No Need for Speed
No Need for Speed
By: James Trusty
In most U.S. District Courts, the trial date for a defendant who is not incarcerated is typically many months—and often easily over a year—from the time of his or her initial appearance after indictment. Many trials are resolved by plea agreements without ever having set a “real” trial date. There is lip service to the constitutional notion of a Speedy Trial, and the easily avoidable clock ticking under a statutory Speedy Trial framework, but of the single-digit small percentage of cases that actually proceed to trial, most wait 12-18 months (or more, depending on complexity) for their onset. The scheduling of Former President Trump’s criminal case in Washington, D.C., however, is shaping up to be quite different than almost any other prosecution in history.
The guarantee of a Speedy Trial has its origins in the notion that the government should not lock up individuals who are presumed innocent and have them detained for months or years before given an opportunity to exonerate themselves. It can be a Pyrrhic victory indeed for a defendant to serve a couple of years in jail, to win at trial, and to learn that the maximum penalty for the crime was less than what he already “served” in a pretrial setting. And while there is a largely academic “public” right to a speedy trial, the heart of the protection lies with the defendant.
Enter the machinations within U.S. v. Donald J. Trump, Criminal Action Number 23-257 (TSC). At the August scheduling conference for this insurrection-without-charging-insurrection case, Jack Smith pushed for jury selection in December and a trial in January. Trump’s team asked for a highly improbable mid-2026 start date. Judge Chutkan settled on March 4, 2024, the day before the Super Tuesday primary, and a date markedly closer to Smith’s high-speed suggestion. Defense counsel noted that there were millions of pages of discovery materials to sift through and that they could not be ready that quickly, but the judge displayed no sympathy for that position—at least that early into the case–and she announced an unwillingness to let a defendant’s professional obligations (or political aspirations, in this case) serve as a basis for delay. By contrast, in South Florida, Judge Aileen Cannon has taken a more typical, incremental approach to the Mar-a-Lago documents case scheduling. She is concerned that the process of sifting through classified materials for use at trial (“CIPA” procedures) is going slowly so while she set a trial date for next year, she has also suggested that the date is not in stone. The parties will come back to court in March to give her a progress report, and presumably at that point a final trial date will be set. Judge Cannon has also suggested that it is entirely appropriate for her to consider the calendars of all the parties when it comes to setting a trial date—and from my 23 years in federal courts, that desire to set a collectively acceptable trial date is the norm, not the exception.
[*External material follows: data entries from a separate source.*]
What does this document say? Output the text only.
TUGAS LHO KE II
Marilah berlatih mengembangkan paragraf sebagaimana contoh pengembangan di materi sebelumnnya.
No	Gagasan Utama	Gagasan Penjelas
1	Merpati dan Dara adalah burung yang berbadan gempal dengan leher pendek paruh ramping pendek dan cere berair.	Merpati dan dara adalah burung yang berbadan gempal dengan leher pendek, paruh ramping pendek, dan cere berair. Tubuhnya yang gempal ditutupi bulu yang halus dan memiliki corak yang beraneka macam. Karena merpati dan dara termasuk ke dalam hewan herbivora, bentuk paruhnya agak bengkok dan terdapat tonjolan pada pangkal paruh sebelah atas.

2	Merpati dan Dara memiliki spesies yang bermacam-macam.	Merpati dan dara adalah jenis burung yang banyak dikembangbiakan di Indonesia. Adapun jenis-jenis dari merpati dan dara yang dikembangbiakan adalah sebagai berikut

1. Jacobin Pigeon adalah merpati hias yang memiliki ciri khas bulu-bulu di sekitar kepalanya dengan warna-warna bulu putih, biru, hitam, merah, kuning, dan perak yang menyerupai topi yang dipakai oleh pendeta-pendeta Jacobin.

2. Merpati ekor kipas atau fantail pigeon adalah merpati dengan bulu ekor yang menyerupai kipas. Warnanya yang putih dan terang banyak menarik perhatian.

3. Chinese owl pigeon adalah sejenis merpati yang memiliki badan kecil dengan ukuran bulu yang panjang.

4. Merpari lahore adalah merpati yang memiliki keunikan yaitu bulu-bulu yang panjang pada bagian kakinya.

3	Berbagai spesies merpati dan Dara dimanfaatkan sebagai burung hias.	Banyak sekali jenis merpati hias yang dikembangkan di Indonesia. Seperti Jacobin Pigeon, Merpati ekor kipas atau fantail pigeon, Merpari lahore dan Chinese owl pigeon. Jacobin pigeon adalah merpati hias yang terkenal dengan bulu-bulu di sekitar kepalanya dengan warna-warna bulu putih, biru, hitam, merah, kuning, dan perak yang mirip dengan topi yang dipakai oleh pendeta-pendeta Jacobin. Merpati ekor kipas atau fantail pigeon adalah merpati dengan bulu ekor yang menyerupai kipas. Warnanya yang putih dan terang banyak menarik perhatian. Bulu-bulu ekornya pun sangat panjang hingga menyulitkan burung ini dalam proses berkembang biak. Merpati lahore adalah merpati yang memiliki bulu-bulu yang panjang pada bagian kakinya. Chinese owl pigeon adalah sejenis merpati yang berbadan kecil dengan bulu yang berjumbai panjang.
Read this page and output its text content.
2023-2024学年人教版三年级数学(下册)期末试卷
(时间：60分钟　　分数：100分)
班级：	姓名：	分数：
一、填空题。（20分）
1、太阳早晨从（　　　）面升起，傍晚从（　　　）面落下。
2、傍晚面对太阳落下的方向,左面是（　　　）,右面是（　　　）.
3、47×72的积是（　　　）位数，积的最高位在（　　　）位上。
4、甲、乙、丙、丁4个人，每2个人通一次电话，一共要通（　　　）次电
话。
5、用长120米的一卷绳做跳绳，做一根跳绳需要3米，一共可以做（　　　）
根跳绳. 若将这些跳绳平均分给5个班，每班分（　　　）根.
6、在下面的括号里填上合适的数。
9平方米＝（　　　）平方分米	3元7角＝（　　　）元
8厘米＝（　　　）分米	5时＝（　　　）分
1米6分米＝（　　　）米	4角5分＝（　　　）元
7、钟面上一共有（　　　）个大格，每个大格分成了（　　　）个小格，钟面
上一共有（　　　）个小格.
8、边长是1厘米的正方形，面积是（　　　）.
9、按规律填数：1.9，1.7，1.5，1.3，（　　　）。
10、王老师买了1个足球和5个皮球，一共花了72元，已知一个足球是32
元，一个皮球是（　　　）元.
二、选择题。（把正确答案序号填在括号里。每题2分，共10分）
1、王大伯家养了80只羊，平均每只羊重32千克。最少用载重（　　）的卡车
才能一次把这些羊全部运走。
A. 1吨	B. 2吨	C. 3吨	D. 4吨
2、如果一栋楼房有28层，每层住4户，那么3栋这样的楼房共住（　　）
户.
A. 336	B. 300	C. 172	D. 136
Meanwhile, back in D.C., the defense raised the issue of presidential immunity, which was shot down by the trial judge in her December 1st order. Six days later, the defense appealed the ruling to the Court of Appeals for the D.C. Circuit. Typically, the Court of Appeals ruling would not likely come before early March’s trial date. Consequently, the prosecutors did something quite unusual, as they calculated the calendar of the appeal—they asked the Supreme Court to jump in and make a ruling without waiting for the intermediate court’s decision. The express reason for the petition, which was granted this week, was to do everything possible to keep the March 4 trial date.
In explaining the need for expedited SCOTUS involvement, DOJ wrote, “Nothing could be more vital to our democracy than that a President who abuses the electoral system to remain in office is held accountable for criminal conduct.” Flowery and pejorative language aside, the quote does not explain the obsessive need to try the case on Super Tuesday eve. More directly, the government later explains its basis as, “The public interest in a broad sense, as well as the constitutional guarantee of a speedy trial.” I, for one, am not overly comfortable with DOJ prosecutors authoritatively declaring the public’s interest. But more fundamentally, we have to ask why in this case, and really this case only, has Merick Garland’s Special Counsel continuously pushed for such an early trial date? Is the prosecution’s keen interest in a speedy trial one of principle or one of politics?
The underlying issue itself – whether prosecution of a former President for allegations during his presidency is constitutionally permissible (or whether there is a way to carve up immunity between “core responsibilities” and conduct essentially unrelated to holding office) is an interesting and important one. SCOTUS is poised to make a historic, and apparently expedited, decision. But lost in the procedural shuffle is a DOJ level of aggression—and an apparently similar sentiment from the trial judge – that is propelling a complicated, unique, and historic prosecution along an unnecessarily fast track. Whatever the verdict and any outcome on appeal, a rush to convict and imprison a presidential candidate before the election will cause more systemic damage to our criminal justice system than would displays of fairness and patience.